In spite of having three other adults to assist with care, the evidence of the pediatrician was that in the setting of behaviour becoming increasingly difficult to manage, the mother was exhausted, frequently breaking down in his office. The physician’s evidence was that the care needs would not be solved with week or weekend respite, and that the family had exhausted all of its resources. He recommended placement, given the lack of adequate state supports.
The child (M.A) was “apprehended” after his mother brought him to a hospital emergency room and informed a physician there that she could no longer care for him, leaving him there so that child welfare authorities would be alerted. He was placed in a residential treatment program and a child protection application was brought against the parents.
The affidavit the mother provided in response stated that the principal of the school, the IBI therapist, and the primary respite worker all supported the plan of care she put forward, which advocated for a residential placement. The mother’s materials explained that the school board had consulted its autism expert and had repeatedly called the mother to collect the child from the school because of difficulties. The materials also set out that the grandmother, the mother herself and two respite workers had been caring for the child.
In the initial motion to apprehend, the Society agreed with the mother’s position that the child be placed in a residential program for seven months as a ward of the Society. As the decision notes, on return of that motion, the Society had changed its position, seeking instead to place the child in temporary custodial care with the father, with the supervision both of the father’s parents and subject to society supervision. The mother did not agree to this newly proposed plan of care.
In the end, the court held that as the child’s “primary caregiver was unable to care for him, even with the assistance of two primary respite workers, and at the time of the apprehension, the assistance of one full-time respite worker and her mother” and given that “professionals involved in M.A.’s care have recommended that he be placed in a permanent residential treatment home that will meet the special needs of a child with severe autism that is where he should be placed.
A finding was made under s 37(2)(b)(i), which is Part III of the Ontario CFSA dealing with child protection. Subsection (i) is for a finding of abandonment. The mother brought attention to what she submitted was the mischaracterization of the reasons for the placement of her son into a residential facility.
The Judge states that in its protection application dated November 29, 2010, the Society seeks a finding that M.A. has been “abandoned” by his mother… It is not in dispute that M.A. was in the Respondent mother’s care and charge at the time of the Society’s apprehension of the child.

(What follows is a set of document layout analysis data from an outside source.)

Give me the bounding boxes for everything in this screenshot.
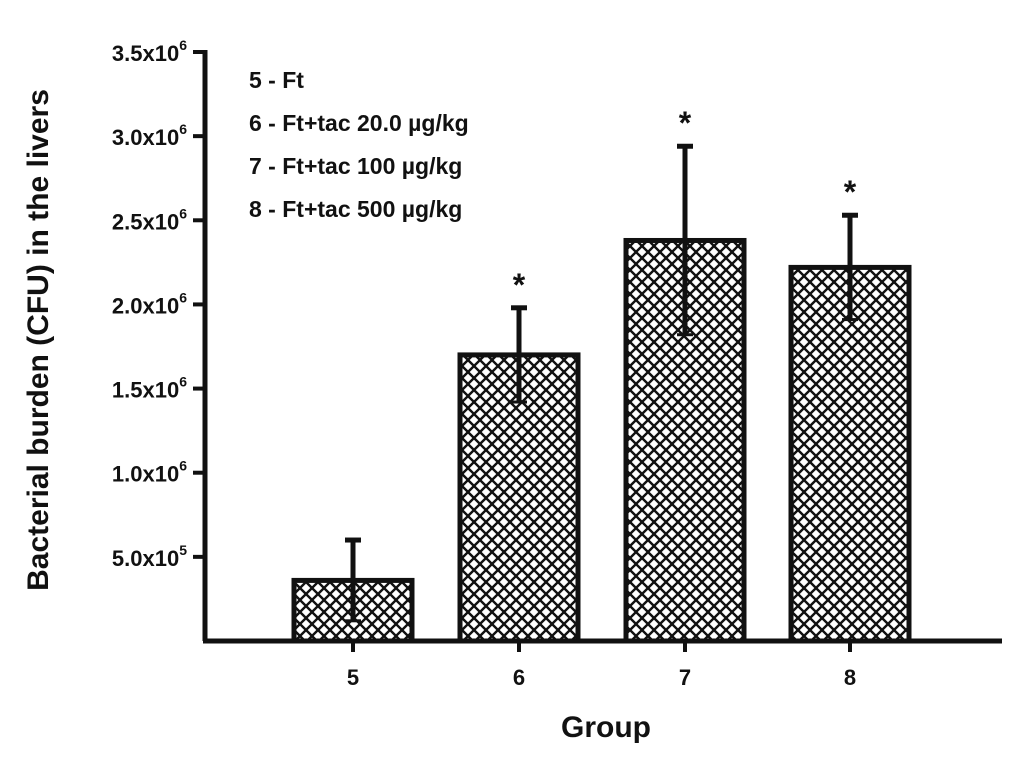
x-tick-label-8: 8 xyxy=(844,665,856,690)
y-tick-label: 5.0x105 xyxy=(112,542,187,571)
y-tick-label: 3.5x106 xyxy=(112,37,187,66)
significance-marker-7: * xyxy=(679,105,692,141)
y-tick-label: 1.5x106 xyxy=(112,374,187,403)
legend-entry: 7 - Ft+tac 100 µg/kg xyxy=(249,153,462,179)
axes xyxy=(193,50,1002,652)
y-tick-label: 1.0x106 xyxy=(112,458,187,487)
y-tick-label: 2.0x106 xyxy=(112,289,187,318)
x-tick-labels: 5 6 7 8 xyxy=(347,665,856,690)
bars: * * * xyxy=(291,105,912,644)
x-tick-label-5: 5 xyxy=(347,665,359,690)
x-axis-title: Group xyxy=(561,711,651,744)
significance-marker-8: * xyxy=(844,174,857,210)
x-tick-label-6: 6 xyxy=(513,665,525,690)
legend-entry: 8 - Ft+tac 500 µg/kg xyxy=(249,196,462,222)
y-axis-title: Bacterial burden (CFU) in the livers xyxy=(22,89,55,591)
y-tick-label: 2.5x106 xyxy=(112,205,187,234)
significance-marker-6: * xyxy=(513,267,526,303)
y-tick-label: 3.0x106 xyxy=(112,121,187,150)
y-tick-labels: 5.0x105 1.0x106 1.5x106 2.0x106 2.5x106 3.0x1… xyxy=(112,37,187,571)
legend-entry: 6 - Ft+tac 20.0 µg/kg xyxy=(249,110,469,136)
x-tick-label-7: 7 xyxy=(679,665,691,690)
legend-entry: 5 - Ft xyxy=(249,67,304,93)
bar-group-8 xyxy=(788,264,912,644)
legend: 5 - Ft 6 - Ft+tac 20.0 µg/kg 7 - Ft+tac 10… xyxy=(249,67,469,222)
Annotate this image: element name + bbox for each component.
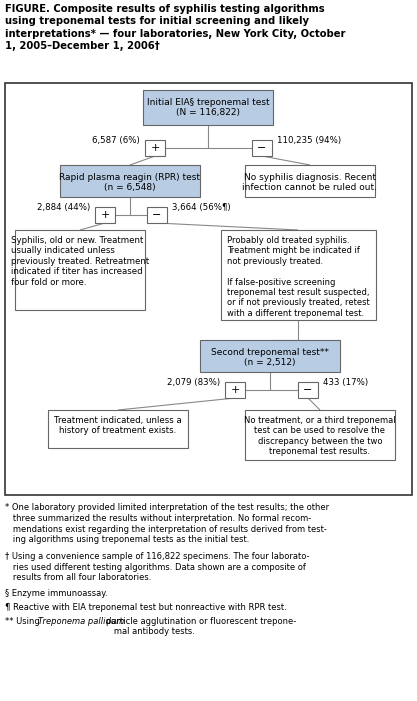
Bar bbox=[60, 165, 200, 197]
Text: +: + bbox=[150, 143, 160, 153]
Text: ¶ Reactive with EIA treponemal test but nonreactive with RPR test.: ¶ Reactive with EIA treponemal test but … bbox=[5, 603, 287, 612]
Text: −: − bbox=[303, 385, 313, 395]
Bar bbox=[298, 382, 318, 398]
Text: ** Using: ** Using bbox=[5, 616, 43, 625]
Bar bbox=[95, 207, 115, 223]
Text: Rapid plasma reagin (RPR) test
(n = 6,548): Rapid plasma reagin (RPR) test (n = 6,54… bbox=[60, 173, 201, 192]
Bar bbox=[200, 340, 340, 372]
Bar bbox=[145, 140, 165, 156]
Text: +: + bbox=[230, 385, 240, 395]
Text: particle agglutination or fluorescent trepone-
   mal antibody tests.: particle agglutination or fluorescent tr… bbox=[106, 616, 296, 637]
Text: * One laboratory provided limited interpretation of the test results; the other
: * One laboratory provided limited interp… bbox=[5, 503, 329, 544]
Text: 2,079 (83%): 2,079 (83%) bbox=[167, 378, 220, 387]
Text: Probably old treated syphilis.
Treatment might be indicated if
not previously tr: Probably old treated syphilis. Treatment… bbox=[226, 236, 369, 318]
Bar bbox=[221, 230, 376, 320]
Bar bbox=[15, 230, 145, 310]
Text: 6,587 (6%): 6,587 (6%) bbox=[92, 136, 140, 145]
Bar bbox=[245, 165, 375, 197]
Text: Second treponemal test**
(n = 2,512): Second treponemal test** (n = 2,512) bbox=[211, 348, 329, 367]
Text: 2,884 (44%): 2,884 (44%) bbox=[37, 203, 90, 212]
Text: § Enzyme immunoassay.: § Enzyme immunoassay. bbox=[5, 590, 108, 599]
Bar bbox=[48, 410, 188, 448]
Text: † Using a convenience sample of 116,822 specimens. The four laborato-
   ries us: † Using a convenience sample of 116,822 … bbox=[5, 552, 309, 583]
Bar bbox=[245, 410, 395, 460]
Text: −: − bbox=[257, 143, 267, 153]
Text: No syphilis diagnosis. Recent
infection cannot be ruled out.: No syphilis diagnosis. Recent infection … bbox=[243, 173, 377, 192]
Text: Treponema pallidum: Treponema pallidum bbox=[38, 616, 124, 625]
Text: 110,235 (94%): 110,235 (94%) bbox=[277, 136, 341, 145]
Bar bbox=[147, 207, 167, 223]
Text: +: + bbox=[100, 210, 110, 220]
Text: Treatment indicated, unless a
history of treatment exists.: Treatment indicated, unless a history of… bbox=[54, 416, 182, 435]
Text: Syphilis, old or new. Treatment
usually indicated unless
previously treated. Ret: Syphilis, old or new. Treatment usually … bbox=[11, 236, 149, 287]
Bar bbox=[225, 382, 245, 398]
Text: 3,664 (56%¶): 3,664 (56%¶) bbox=[172, 203, 231, 212]
Bar bbox=[252, 140, 272, 156]
Text: No treatment, or a third treponemal
test can be used to resolve the
discrepancy : No treatment, or a third treponemal test… bbox=[244, 416, 396, 456]
Text: 433 (17%): 433 (17%) bbox=[323, 378, 368, 387]
Text: Initial EIA§ treponemal test
(N = 116,822): Initial EIA§ treponemal test (N = 116,82… bbox=[147, 98, 269, 117]
Bar bbox=[143, 90, 273, 125]
Text: −: − bbox=[152, 210, 162, 220]
Bar bbox=[5, 83, 412, 495]
Text: FIGURE. Composite results of syphilis testing algorithms
using treponemal tests : FIGURE. Composite results of syphilis te… bbox=[5, 4, 346, 51]
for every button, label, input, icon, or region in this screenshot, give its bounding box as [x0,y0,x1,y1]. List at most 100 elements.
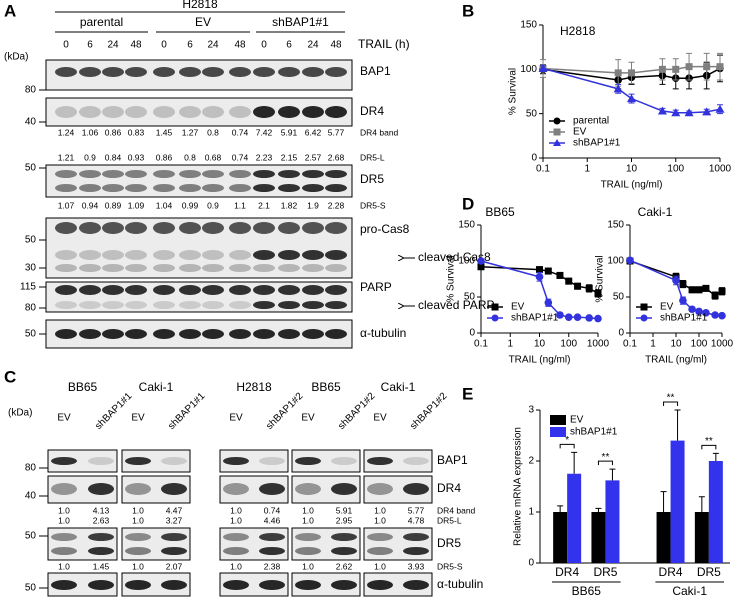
y-tick-label: 100 [607,256,624,267]
band [253,184,275,192]
blot [121,527,191,561]
band [179,184,201,192]
point [715,104,725,113]
blot [121,572,191,597]
y-tick-label: 0 [469,328,475,339]
band [125,580,151,590]
group-label: EV [195,15,211,29]
quant-label: DR5-L [437,515,462,525]
band [202,301,224,309]
band [179,250,201,260]
time-label: 48 [234,40,246,51]
point [702,309,710,317]
band [325,285,347,295]
x-tick-label: 0.1 [474,339,488,350]
axis-label: TRAIL (h) [358,37,410,51]
band [325,184,347,192]
band [88,483,114,495]
band [102,329,124,339]
x-tick-label: 0.1 [623,339,637,350]
band [295,547,321,555]
kda-label: (kDa) [8,408,32,419]
sig-bracket [701,444,717,450]
point [594,289,602,297]
band [223,483,249,495]
quant-value: 0.89 [105,200,122,210]
error-bar [609,468,616,481]
point [544,267,552,275]
point [574,282,582,290]
band [367,533,393,541]
point [657,106,667,115]
x-tick-label: 10 [626,164,638,175]
band [179,264,201,272]
marker-label: 40 [25,117,37,128]
x-tick-label: 1 [507,339,513,350]
blot [363,572,433,597]
band [88,533,114,541]
x-tick-label: 1000 [709,164,732,175]
y-tick-label: 150 [520,20,537,31]
x-tick-label: DR5 [593,565,617,579]
quant-value: 1.45 [93,561,110,571]
blot [219,572,289,597]
lane-label: EV [229,413,243,424]
point [688,305,696,314]
quant-value: 0.84 [105,152,122,162]
quant-value: 1.0 [302,515,314,525]
band [102,264,124,272]
band [153,301,175,309]
time-label: 24 [307,40,319,51]
bar [605,480,620,563]
point [477,263,485,271]
legend-marker [640,314,648,322]
point [685,63,693,71]
band [278,106,300,118]
quant-value: 1.0 [374,505,386,515]
quant-value: 0.8 [207,127,219,137]
band [403,547,429,555]
group-label: BB65 [572,584,602,598]
band [229,67,251,77]
band [55,301,77,309]
band [223,533,249,541]
band [295,483,321,495]
y-axis-label: % Survival [446,255,457,302]
band [229,250,251,260]
group-label: parental [80,15,123,29]
legend-marker [553,128,561,136]
point [688,286,696,294]
quant-value: 1.06 [82,127,99,137]
point [718,287,726,295]
band [79,222,101,234]
band [253,106,275,118]
quant-value: 2.1 [258,200,270,210]
bar [553,512,568,563]
quant-label: DR5-S [437,561,463,571]
band [79,329,101,339]
cell-label: H2818 [236,380,272,394]
band [125,170,147,178]
y-tick-label: 100 [458,256,475,267]
point [585,314,593,322]
blot [45,97,353,127]
marker-label: 50 [25,163,37,174]
band [302,329,324,339]
band [55,250,77,260]
marker-label: 50 [25,329,37,340]
legend-label: EV [570,415,584,426]
legend-marker [640,303,648,311]
x-tick-label: DR4 [659,565,683,579]
quant-value: 4.78 [408,515,425,525]
quant-value: 1.82 [281,200,298,210]
quant-value: 2.95 [336,515,353,525]
band [302,264,324,272]
protein-label: α-tubulin [360,326,406,340]
band [259,547,285,555]
band [179,301,201,309]
band [202,222,224,234]
band [202,170,224,178]
quant-value: 2.63 [93,515,110,525]
band [202,106,224,118]
marker-label: 80 [25,463,37,474]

The Respondent mother does not agree that she has abandoned M.A., but rather that she was no longer able to care for him.
This mother had recently left a violent relationship, she had acquired serious health problems, and she had a job that she needed to support herself as a sole-support mother with another child to care for.
Yet, the legal finding of abandonment of a child, whom she was in the active process of supporting in a great many domains, troubled her enough to raise it in her Reply to the Child Protection Application served on her.